L’imagination des escrocs est sans limite. Il y a d’abord la petite arnaque à cent balles, celle où l’on vous demandera des frais de dossier, ou n’importe quelle commission pour rien, et que vous ne reverrez pas.
Mais il y a des arnaques au crédit bien plus importantes et sophistiquées.
Le comble de l’arnaque au crédit consiste pour les escrocs à se présenter comme intermédiaires en crédit, par exemple en proposant un regroupement de crédits à des personnes endettées, afin d’obtenir des victimes toutes les informations nécessaires pour contracter un crédit, en leur nom…
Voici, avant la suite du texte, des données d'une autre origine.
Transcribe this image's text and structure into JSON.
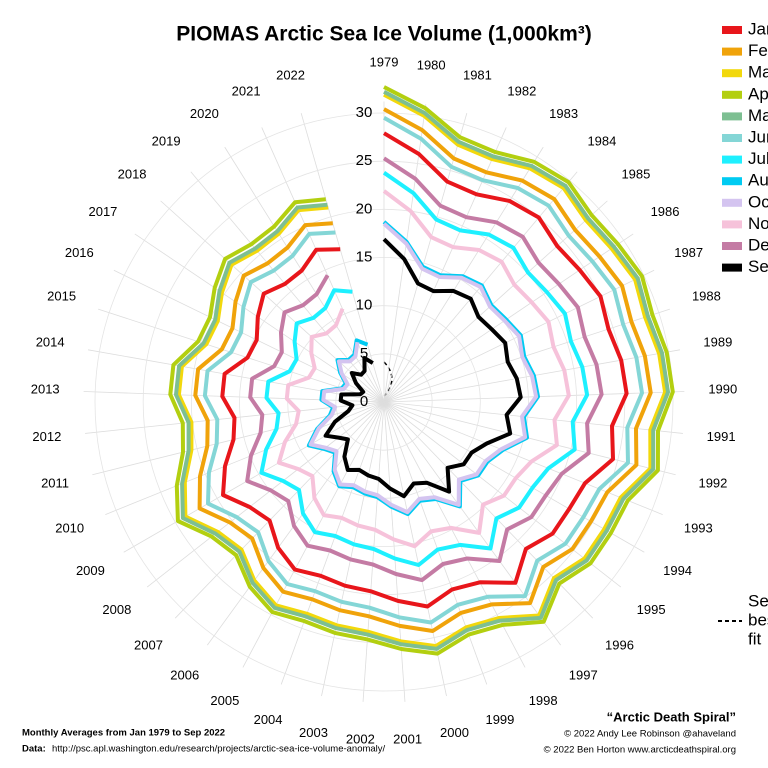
{
  "chart_data": {
    "type": "polar-line",
    "title": "PIOMAS Arctic Sea Ice Volume (1,000km³)",
    "categories": [
      1979,
      1980,
      1981,
      1982,
      1983,
      1984,
      1985,
      1986,
      1987,
      1988,
      1989,
      1990,
      1991,
      1992,
      1993,
      1994,
      1995,
      1996,
      1997,
      1998,
      1999,
      2000,
      2001,
      2002,
      2003,
      2004,
      2005,
      2006,
      2007,
      2008,
      2009,
      2010,
      2011,
      2012,
      2013,
      2014,
      2015,
      2016,
      2017,
      2018,
      2019,
      2020,
      2021,
      2022
    ],
    "rlim": [
      0,
      30
    ],
    "rticks": [
      0,
      5,
      10,
      15,
      20,
      25,
      30
    ],
    "grid": true,
    "legend": "top-right",
    "series": [
      {
        "name": "January",
        "color": "#e8161b",
        "values": [
          27.9,
          26.0,
          23.8,
          23.6,
          24.6,
          25.0,
          24.2,
          24.5,
          25.0,
          24.5,
          25.0,
          25.2,
          23.8,
          24.5,
          22.5,
          22.2,
          22.2,
          21.2,
          23.2,
          21.2,
          20.7,
          21.7,
          20.7,
          19.7,
          19.5,
          19.2,
          19.7,
          18.7,
          17.1,
          17.7,
          19.3,
          17.8,
          16.1,
          15.6,
          16.8,
          16.8,
          14.9,
          14.7,
          15.8,
          16.8,
          16.0,
          16.1,
          17.3,
          16.5
        ]
      },
      {
        "name": "February",
        "color": "#f0a30a",
        "values": [
          30.4,
          28.5,
          26.3,
          26.1,
          27.1,
          27.5,
          26.7,
          27.0,
          27.5,
          27.0,
          27.5,
          27.7,
          26.3,
          27.0,
          25.0,
          24.8,
          24.8,
          23.8,
          25.8,
          23.8,
          23.3,
          24.3,
          23.3,
          22.3,
          22.1,
          21.8,
          22.3,
          21.3,
          19.7,
          20.3,
          22.1,
          20.6,
          18.9,
          18.4,
          19.6,
          19.6,
          17.7,
          17.5,
          18.6,
          19.6,
          18.8,
          18.9,
          20.1,
          19.3
        ]
      },
      {
        "name": "March",
        "color": "#f2d80c",
        "values": [
          31.9,
          30.0,
          27.8,
          27.6,
          28.6,
          29.0,
          28.2,
          28.5,
          29.0,
          28.5,
          29.0,
          29.2,
          27.8,
          28.5,
          26.5,
          26.4,
          26.4,
          25.4,
          27.4,
          25.4,
          24.9,
          25.9,
          24.9,
          23.9,
          23.7,
          23.4,
          23.9,
          22.9,
          21.3,
          21.9,
          23.8,
          22.3,
          20.6,
          20.1,
          21.3,
          21.3,
          19.4,
          19.2,
          20.3,
          21.3,
          20.5,
          20.6,
          21.8,
          21.0
        ]
      },
      {
        "name": "April",
        "color": "#b3cf10",
        "values": [
          32.7,
          30.8,
          28.6,
          28.4,
          29.4,
          29.8,
          29.0,
          29.3,
          29.8,
          29.3,
          29.8,
          30.0,
          28.6,
          29.3,
          27.3,
          27.2,
          27.2,
          26.2,
          28.2,
          26.2,
          25.7,
          26.7,
          25.7,
          24.7,
          24.5,
          24.2,
          24.7,
          23.7,
          22.1,
          22.7,
          24.7,
          23.2,
          21.5,
          21.0,
          22.2,
          22.2,
          20.3,
          20.1,
          21.2,
          22.2,
          21.4,
          21.5,
          22.7,
          21.9
        ]
      },
      {
        "name": "May",
        "color": "#7dbf92",
        "values": [
          32.2,
          30.3,
          28.1,
          27.9,
          28.9,
          29.3,
          28.5,
          28.8,
          29.3,
          28.8,
          29.3,
          29.5,
          28.1,
          28.8,
          26.8,
          26.7,
          26.7,
          25.7,
          27.7,
          25.7,
          25.2,
          26.2,
          25.2,
          24.2,
          24.0,
          23.7,
          24.2,
          23.2,
          21.6,
          22.2,
          24.1,
          22.6,
          20.9,
          20.4,
          21.6,
          21.6,
          19.7,
          19.5,
          20.6,
          21.6,
          20.8,
          20.9,
          22.1,
          21.3
        ]
      },
      {
        "name": "June",
        "color": "#84d6d6",
        "values": [
          29.5,
          27.6,
          25.4,
          25.2,
          26.2,
          26.6,
          25.8,
          26.1,
          26.6,
          26.1,
          26.6,
          26.8,
          25.4,
          26.1,
          24.1,
          23.9,
          23.9,
          22.9,
          24.9,
          22.9,
          22.4,
          23.4,
          22.4,
          21.4,
          21.2,
          20.9,
          21.4,
          20.4,
          18.8,
          19.4,
          21.1,
          19.6,
          17.9,
          17.4,
          18.6,
          18.6,
          16.7,
          16.5,
          17.6,
          18.6,
          17.8,
          17.9,
          19.1,
          18.3
        ]
      },
      {
        "name": "July",
        "color": "#1ef0ff",
        "values": [
          23.8,
          21.9,
          19.7,
          19.5,
          20.5,
          20.9,
          20.1,
          20.4,
          20.9,
          20.4,
          20.9,
          21.1,
          19.7,
          20.4,
          18.4,
          17.8,
          17.8,
          16.8,
          18.8,
          16.8,
          16.3,
          17.3,
          16.3,
          15.3,
          15.1,
          14.8,
          15.3,
          14.3,
          12.7,
          13.3,
          14.7,
          13.2,
          11.5,
          11.0,
          12.2,
          12.2,
          10.3,
          10.1,
          11.2,
          12.2,
          11.4,
          11.5,
          12.7,
          11.9
        ]
      },
      {
        "name": "August",
        "color": "#00cbf2",
        "values": [
          18.7,
          16.8,
          14.6,
          14.4,
          15.4,
          15.8,
          15.0,
          15.3,
          15.8,
          15.3,
          15.8,
          16.0,
          14.6,
          15.3,
          13.3,
          12.4,
          12.4,
          11.4,
          13.4,
          11.4,
          10.9,
          11.9,
          10.9,
          9.9,
          9.7,
          9.4,
          9.9,
          8.9,
          7.3,
          7.9,
          9.0,
          7.5,
          5.8,
          5.3,
          6.5,
          6.5,
          4.6,
          4.4,
          5.5,
          6.5,
          5.7,
          5.8,
          7.0,
          6.2
        ]
      },
      {
        "name": "October",
        "color": "#d4c4f0",
        "values": [
          18.5,
          16.6,
          14.4,
          14.2,
          15.2,
          15.6,
          14.8,
          15.1,
          15.6,
          15.1,
          15.6,
          15.8,
          14.4,
          15.1,
          13.1,
          12.2,
          12.2,
          11.2,
          13.2,
          11.2,
          10.7,
          11.7,
          10.7,
          9.7,
          9.5,
          9.2,
          9.7,
          8.7,
          7.1,
          7.7,
          8.8,
          7.3,
          5.6,
          5.1,
          6.3,
          6.3,
          4.4,
          4.2,
          5.3,
          6.3,
          5.5,
          5.6,
          6.8,
          null
        ]
      },
      {
        "name": "November",
        "color": "#f6c2da",
        "values": [
          21.9,
          20.0,
          17.8,
          17.6,
          18.6,
          19.0,
          18.2,
          18.5,
          19.0,
          18.5,
          19.0,
          19.2,
          17.8,
          18.5,
          16.5,
          15.8,
          15.8,
          14.8,
          16.8,
          14.8,
          14.3,
          15.3,
          14.3,
          13.3,
          13.1,
          12.8,
          13.3,
          12.3,
          10.7,
          11.3,
          12.6,
          11.1,
          9.4,
          8.9,
          10.1,
          10.1,
          8.2,
          8.0,
          9.1,
          10.1,
          9.3,
          9.4,
          10.6,
          null
        ]
      },
      {
        "name": "December",
        "color": "#c47ba4",
        "values": [
          25.3,
          23.4,
          21.2,
          21.0,
          22.0,
          22.4,
          21.6,
          21.9,
          22.4,
          21.9,
          22.4,
          22.6,
          21.2,
          21.9,
          19.9,
          19.4,
          19.4,
          18.4,
          20.4,
          18.4,
          17.9,
          18.9,
          17.9,
          16.9,
          16.7,
          16.4,
          16.9,
          15.9,
          14.3,
          14.9,
          16.4,
          14.9,
          13.2,
          12.7,
          13.9,
          13.9,
          12.0,
          11.8,
          12.9,
          13.9,
          13.1,
          13.2,
          14.4,
          null
        ]
      },
      {
        "name": "September",
        "color": "#000000",
        "values": [
          16.9,
          15.0,
          12.8,
          12.6,
          13.6,
          14.0,
          13.2,
          13.5,
          14.0,
          13.5,
          14.0,
          14.2,
          12.8,
          13.5,
          11.5,
          10.5,
          10.5,
          9.5,
          11.5,
          9.5,
          9.0,
          10.0,
          9.0,
          8.0,
          7.8,
          7.5,
          8.0,
          7.0,
          5.4,
          6.0,
          7.0,
          5.5,
          3.8,
          3.3,
          4.5,
          4.5,
          2.6,
          2.4,
          3.5,
          4.5,
          3.7,
          3.8,
          5.0,
          4.2
        ]
      }
    ],
    "fit_label": [
      "Sep",
      "best",
      "fit"
    ],
    "subtitle": "Monthly Averages from Jan 1979 to Sep 2022",
    "source_label": "Data:",
    "source_url": "http://psc.apl.washington.edu/research/projects/arctic-sea-ice-volume-anomaly/",
    "credit_title": "“Arctic Death Spiral”",
    "credits": [
      "© 2022 Andy Lee Robinson @ahaveland",
      "© 2022 Ben Horton www.arcticdeathspiral.org"
    ]
  }
}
Les escrocs peuvent ensuite souscrire le crédit au nom de leur victime, par usurpation d’identité, avant de disparaître avec l’argent.
Les victimes qui espéraient bénéficier d’une bouffée d’oxygène en renégociant leurs crédits, se retrouvent alors doublement surendettés, par des crédits dont ils n’ont pas vu la couleur et dont les établissements abusés réclament le remboursement. Tragique.
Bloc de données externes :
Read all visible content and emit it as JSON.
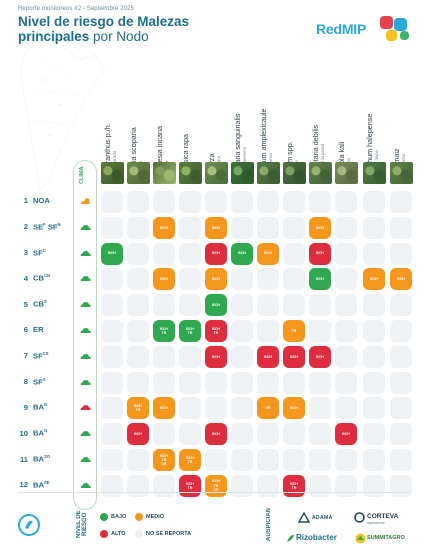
{
  "header": {
    "kicker": "Reporte monitoreos #2 - Septiembre 2025",
    "title_bold": "Nivel de riesgo de Malezas principales",
    "title_light": "por Nodo"
  },
  "logo": {
    "text": "RedMIP"
  },
  "clima_label": "CLIMA",
  "species": [
    {
      "name": "Amaranthus p./h.",
      "common": "yuyo colorado"
    },
    {
      "name": "Bassia scoparia",
      "common": "morenita"
    },
    {
      "name": "Bowlesia incana",
      "common": "perejilillo"
    },
    {
      "name": "Brassica rapa",
      "common": "nabolza"
    },
    {
      "name": "Conyza",
      "common": "rama negra"
    },
    {
      "name": "Digitaria sanguinalis",
      "common": "pasto cuaresma"
    },
    {
      "name": "Lamium amplexicaule",
      "common": "ortiga mansa"
    },
    {
      "name": "Lolium spp.",
      "common": "rye grass"
    },
    {
      "name": "Parietaria debilis",
      "common": "yuyito de la pared"
    },
    {
      "name": "Salsola kali",
      "common": "cardo ruso"
    },
    {
      "name": "Sorghum halepense",
      "common": "sorgo de alepo"
    },
    {
      "name": "Zea maiz",
      "common": "maiz guacho"
    }
  ],
  "rows": [
    {
      "num": "1",
      "node": "NOA",
      "sup": "",
      "node2": "",
      "sup2": "",
      "clima": "sun",
      "cells": [
        null,
        null,
        null,
        null,
        null,
        null,
        null,
        null,
        null,
        null,
        null,
        null
      ]
    },
    {
      "num": "2",
      "node": "SE",
      "sup": "F",
      "node2": "SF",
      "sup2": "N",
      "clima": "rain",
      "cells": [
        null,
        null,
        {
          "r": "medio",
          "t": [
            "BCH"
          ]
        },
        null,
        {
          "r": "medio",
          "t": [
            "BCH"
          ]
        },
        null,
        null,
        null,
        {
          "r": "medio",
          "t": [
            "BCH"
          ]
        },
        null,
        null,
        null
      ]
    },
    {
      "num": "3",
      "node": "SF",
      "sup": "C",
      "node2": "",
      "sup2": "",
      "clima": "cloud",
      "cells": [
        {
          "r": "bajo",
          "t": [
            "BCH"
          ]
        },
        null,
        null,
        null,
        {
          "r": "alto",
          "t": [
            "BCH"
          ]
        },
        {
          "r": "bajo",
          "t": [
            "BCH"
          ]
        },
        {
          "r": "medio",
          "t": [
            "BCH"
          ]
        },
        null,
        {
          "r": "alto",
          "t": [
            "BCH"
          ]
        },
        null,
        null,
        null
      ]
    },
    {
      "num": "4",
      "node": "CB",
      "sup": "CN",
      "node2": "",
      "sup2": "",
      "clima": "cloud",
      "cells": [
        null,
        null,
        {
          "r": "medio",
          "t": [
            "BCH"
          ]
        },
        null,
        {
          "r": "medio",
          "t": [
            "BCH"
          ]
        },
        null,
        null,
        null,
        {
          "r": "bajo",
          "t": [
            "BCH"
          ]
        },
        null,
        {
          "r": "medio",
          "t": [
            "BCH"
          ]
        },
        {
          "r": "medio",
          "t": [
            "BCH"
          ]
        }
      ]
    },
    {
      "num": "5",
      "node": "CB",
      "sup": "S",
      "node2": "",
      "sup2": "",
      "clima": "cloud",
      "cells": [
        null,
        null,
        null,
        null,
        {
          "r": "bajo",
          "t": [
            "BCH"
          ]
        },
        null,
        null,
        null,
        null,
        null,
        null,
        null
      ]
    },
    {
      "num": "6",
      "node": "ER",
      "sup": "",
      "node2": "",
      "sup2": "",
      "clima": "cloud",
      "cells": [
        null,
        null,
        {
          "r": "bajo",
          "t": [
            "BCH",
            "TR"
          ]
        },
        {
          "r": "bajo",
          "t": [
            "BCH",
            "TR"
          ]
        },
        {
          "r": "alto",
          "t": [
            "BCH",
            "TR"
          ]
        },
        null,
        null,
        {
          "r": "medio",
          "t": [
            "TR"
          ]
        },
        null,
        null,
        null,
        null
      ]
    },
    {
      "num": "7",
      "node": "SF",
      "sup": "CS",
      "node2": "",
      "sup2": "",
      "clima": "cloud",
      "cells": [
        null,
        null,
        null,
        null,
        {
          "r": "alto",
          "t": [
            "BCH"
          ]
        },
        null,
        {
          "r": "alto",
          "t": [
            "BCH"
          ]
        },
        {
          "r": "alto",
          "t": [
            "BCH"
          ]
        },
        {
          "r": "alto",
          "t": [
            "BCH"
          ]
        },
        null,
        null,
        null
      ]
    },
    {
      "num": "8",
      "node": "SF",
      "sup": "S",
      "node2": "",
      "sup2": "",
      "clima": "cloud",
      "cells": [
        null,
        null,
        null,
        null,
        null,
        null,
        null,
        null,
        null,
        null,
        null,
        null
      ]
    },
    {
      "num": "9",
      "node": "BA",
      "sup": "N",
      "node2": "",
      "sup2": "",
      "clima": "cloud-red",
      "cells": [
        null,
        {
          "r": "medio",
          "t": [
            "BCH",
            "TR"
          ]
        },
        {
          "r": "medio",
          "t": [
            "BCH"
          ]
        },
        null,
        null,
        null,
        {
          "r": "medio",
          "t": [
            "TR"
          ]
        },
        {
          "r": "medio",
          "t": [
            "BCH"
          ]
        },
        null,
        null,
        null,
        null
      ]
    },
    {
      "num": "10",
      "node": "BA",
      "sup": "O",
      "node2": "",
      "sup2": "",
      "clima": "cloud",
      "cells": [
        null,
        {
          "r": "alto",
          "t": [
            "BCH"
          ]
        },
        null,
        null,
        {
          "r": "alto",
          "t": [
            "BCH"
          ]
        },
        null,
        null,
        null,
        null,
        {
          "r": "alto",
          "t": [
            "BCH"
          ]
        },
        null,
        null
      ]
    },
    {
      "num": "11",
      "node": "BA",
      "sup": "SO",
      "node2": "",
      "sup2": "",
      "clima": "cloud",
      "cells": [
        null,
        null,
        {
          "r": "medio",
          "t": [
            "BCH",
            "TR",
            "CR"
          ]
        },
        {
          "r": "medio",
          "t": [
            "BCH",
            "TR"
          ]
        },
        null,
        null,
        null,
        null,
        null,
        null,
        null,
        null
      ]
    },
    {
      "num": "12",
      "node": "BA",
      "sup": "SE",
      "node2": "",
      "sup2": "",
      "clima": "cloud",
      "cells": [
        null,
        null,
        null,
        {
          "r": "alto",
          "t": [
            "BCH",
            "TR"
          ]
        },
        {
          "r": "medio",
          "t": [
            "BCH",
            "TR",
            "CR"
          ]
        },
        null,
        null,
        {
          "r": "alto",
          "t": [
            "BCH",
            "TR"
          ]
        },
        null,
        null,
        null,
        null
      ]
    }
  ],
  "footer": {
    "legend_title": "NIVEL DE RIESGO",
    "legend": [
      {
        "label": "BAJO",
        "color": "#2fa84f"
      },
      {
        "label": "MEDIO",
        "color": "#f5961d"
      },
      {
        "label": "ALTO",
        "color": "#dd2d3f"
      },
      {
        "label": "NO SE REPORTA",
        "color": "#eef2f5"
      }
    ],
    "sponsors_label": "AUSPICIAN",
    "sponsors": [
      "ADAMA",
      "CORTEVA",
      "Rizobacter",
      "SUMMITAGRO"
    ],
    "corteva_sub": "agriscience"
  },
  "colors": {
    "bajo": "#2fa84f",
    "medio": "#f5961d",
    "alto": "#dd2d3f",
    "none": "#eef2f5",
    "primary": "#1f6e8c"
  }
}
43 millions d’euros de prêts conso avec usurpation d’identité en 3 ans
Il y a eu 43 millions d’euros détournés à travers 2038 fraudes identifiées en trois ans, sachant qu’une même fraude peut concerner plusieurs victimes, selon l’ASF (ndlr l’Association des Sociétés Financières, qui rassemble principalement les établissements spécialisés dans le crédit à la consommation les plus concernés par ce type de fraudes).
20% des victimes ne savent pas avec quel placement on les a volées
Faux livrets, faux fonds d’investissements, fausses chambres en maisons de retraite (Ehpad) ou fausses places de parking. Comme Deontofi.com l’avait expliqué en démontant une arnaque parmi d’autres il y a quelques années, les escrocs n’hésitent pas à exhiber des catalogues de tout et n’importe quoi pour attirer leurs proies, incluant aussi bien de faux « vrais placements », comme l’assurance-vie ou les SCPI, que de vrais « faux placements » (plantations de canabis ou crypto-shit). Résultat, une fois que les épargnants se sont fait voler leur argent par une de ces officines, 20% des plumés ont bien du mal à savoir sur quoi portait réellement l’arnaque dont ils ont été victimes.
Publicités trompeuses autorégulées
Il faut faire preuve de beaucoup de patience et d’abnégation pour tenter d’inciter le monde de la publicité à ne plus mentir, tant l’illusion du merveilleux semble ancrée dans son ADN. Avec l’avalanche de publicités pour des escroqueries qu’on croise sur son écran à longueur de journée, on pourrait croire qu’il suffirait de les interdire, ou de sanctionner leurs diffuseurs pour les responsabiliser. Rien de tout cela ne semble possible dans nos Etats de droit, où le droit au mensonge et à l’embrouille semble érigé en règle d’or du capitalisme d’image.
La publicité semble donc échapper à tout contrôle, ou presque. Il faut faire avec.
Sur la question de la publicité, nous avons une collaboration forte avec l’ARPP, explique Claire Castanet, directrice des relations avec les épargnants à l’AMF.
L’ARPP est l’Autorité de régulation des professionnels de la publicité. (C’est de l’autorégulation, précise Robert Ophèle dans une discrète exclamation).
Dans leurs recommandations, il y a des mises à jour régulières en fonction des règles qui évoluent chez nous et qui permettent de mieux protéger les épargnants. A ce titre nous avons des collaborations très étroites, notamment une à deux fois par an des opérations de sensibilisation de leurs membres, qui sont des annonceurs, diffuseurs ou concepteurs de publicité, sur des sujets un peu pointus.
C’est vrai que nos sujets sont assez pointus, et ça nous permet de leur donner de façon plus pratique un moyen de détecter des publicités sur des produits risqués ou illicites, et d’autre part nous avons des contacts réguliers avec leur direction juridique qui apporte un conseil à ses membres pour répondre à des questions précises sur ces sujets.
On attend des progrès. Car jusqu’ici, l’efficacité de l’autorégulation de la publicité relève davantage de la publicité que de la régulation.